Deuxième partie, cette fois, c’est la guerre ! Nous rejoignons l’armée russe, ses soldats, ses officiers, plus ou moins habiles et courageux. Pour profiter pleinement du spectacle, nouveau détour par Internet. Je trouve une ou deux cartes illustrant les campagnes napoléoniennes histoire de visualiser les champs de bataille. Et là, il faut bien le dire, un certain suspense s’installe.

Me voilà prise dans l’histoire, partie à la découverte des personnages réels qui croisent la route des héros de fiction, admirant au passage la maîtrise stratégique de l’empereur français. Je foule l’herbe d’Austerlitz, observe l’incurie des généraux austro-russes et assiste à leur terrible défaite. A ce propos, Tolstoï nous offre une phrase aussi majestueuse que la bataille :

« De même que dans une horloge le résultat de ces mouvements innombrables et complexes est un déplacement lent et régulier de l’aiguille qui indique le temps, le résultat de tous ces mouvements humains complexes de ces cent soixante mille Russes et Français, de toutes les passions, des désirs, des repentirs, des humiliations, de l’orgueil, des souffrances, des peurs et des enthousiasmes de ces hommes, fut la défaite d’Austerlitz, la bataille dite des trois empereurs, autrement dit un lent déplacement de l’aiguille de l’histoire universelle sur le cadran de l’histoire de l’humanité. »

C’est l’occasion de découvrir Napoléon Bonaparte que je connais bien mal, ses victoires, ses défaites. Un empereur vu de l’extérieur, longuement décrit, critiqué, parfois même admiré par ses ennemis. Le moins que l’on puisse dire est que ce diable d’homme a suscité bien des débats, et le roman n’en fait pas l’économie :

« Toute la force de cet homme réside dans son mépris pour les idées et dans le mensonge. Il suffit de convaincre tout le monde que nous sommes toujours vainqueurs et nous vaincrons. »

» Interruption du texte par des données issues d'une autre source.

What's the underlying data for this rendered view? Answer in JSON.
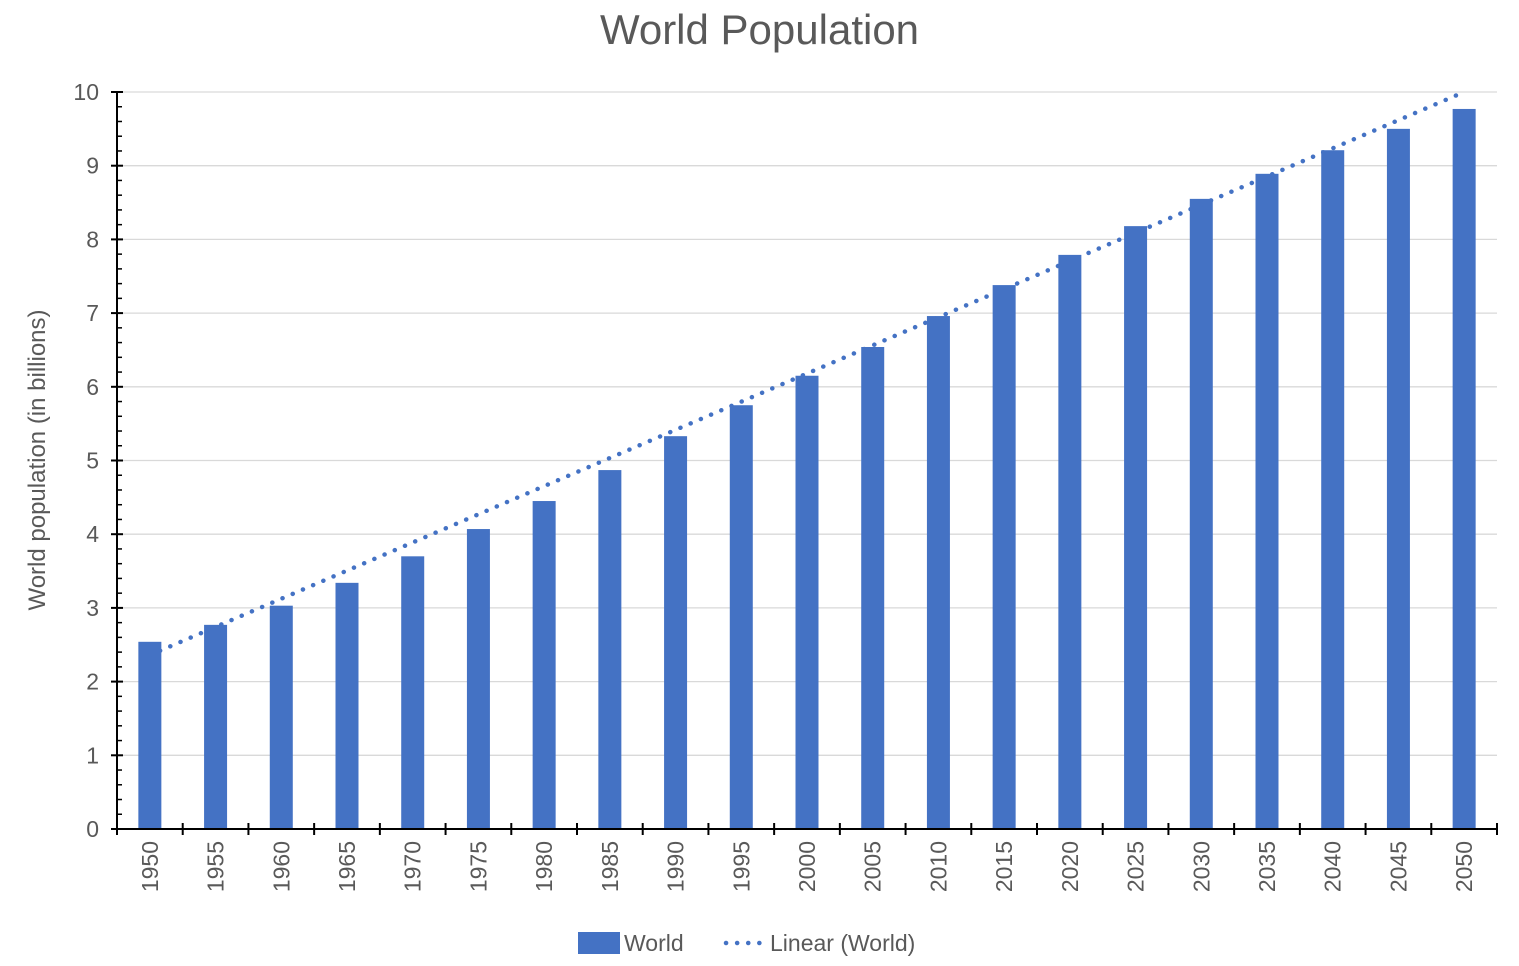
{
  "chart_data": {
    "type": "bar",
    "title": "World Population",
    "ylabel": "World population (in billions)",
    "xlabel": "",
    "ylim": [
      0,
      10
    ],
    "yticks": [
      0,
      1,
      2,
      3,
      4,
      5,
      6,
      7,
      8,
      9,
      10
    ],
    "grid": true,
    "legend_position": "bottom",
    "categories": [
      "1950",
      "1955",
      "1960",
      "1965",
      "1970",
      "1975",
      "1980",
      "1985",
      "1990",
      "1995",
      "2000",
      "2005",
      "2010",
      "2015",
      "2020",
      "2025",
      "2030",
      "2035",
      "2040",
      "2045",
      "2050"
    ],
    "series": [
      {
        "name": "World",
        "color": "#4472c4",
        "values": [
          2.54,
          2.77,
          3.03,
          3.34,
          3.7,
          4.07,
          4.45,
          4.87,
          5.33,
          5.75,
          6.15,
          6.54,
          6.96,
          7.38,
          7.79,
          8.18,
          8.55,
          8.89,
          9.21,
          9.5,
          9.77
        ]
      }
    ],
    "trendline": {
      "name": "Linear (World)",
      "type": "linear",
      "style": "dotted",
      "color": "#4472c4",
      "start_value": 2.36,
      "end_value": 10.0
    },
    "legend": [
      {
        "label": "World",
        "kind": "bar-swatch"
      },
      {
        "label": "Linear (World)",
        "kind": "dotted-line"
      }
    ]
  }
}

« Il n’arrivait pas à croire qu’il s’agissait de Napoléon, le vainqueur d’Austerlitz. Il le voyait de si près, c’était donc un homme ; il montait fort mal et était assis sur son cheval (ce qui frappait n’importe quel cavalier) Mais où était sa grandeur ? »

Tour à tour désigné comme « chef de guerre », « homme génial », « héros », « mauvais tacticien », « Antéchrist », « dragon », ou bien « traître à la révolution », haï ou adulé, il est omniprésent dans l’œuvre malgré de rares apparitions directes.

Ses campagnes sont le premier bouleversement auquel nos héros de fiction auront à faire face, une sorte de combat des « forces de la révolution contre les défenseurs de l’ordre ancien ».

La paix, une période de mutations

Au long de ces centaines de pages, nous suivons principalement de jeunes aristocrates issus de cinq familles russes, qui se croisent et interagissent.

Après la guerre revient la paix et son lot de mutations sociales :

« Nous ne comprenons pas l’époque que nous vivons maintenant. »

Les péripéties ne manquent pas : manipulations, duels, tromperies, aussi bien qu’amour sincère, repentir et esprit de sacrifice. Les personnages ne sont jamais lisses, ni totalement purs, ni totalement mauvais. Ils cherchent désespérément leur place, un sens à leur existence, au sein de cette époque malmenée. Ils sont authentiques.

Il y a le jeune homme sympathique mais constamment indécis, « à quoi bon ? », maladroit, influençable et incapable d’agir ;

L’ambitieux, intelligent, qui se plie à toutes les conventions pour mieux progresser dans l’étrange hiérarchie de la haute société ;

Le héros sincère et beau, réformateur et efficace, trop souvent abattu par la nostalgie et les désillusions ;

La belle insouciante, narcissique, qui fait tourner les têtes et dont la seule peur est de devenir adulte ;

Le faible enfin, lâche à ses heures, progressant un peu par hasard mais sachant aussi reconnaître ses fautes.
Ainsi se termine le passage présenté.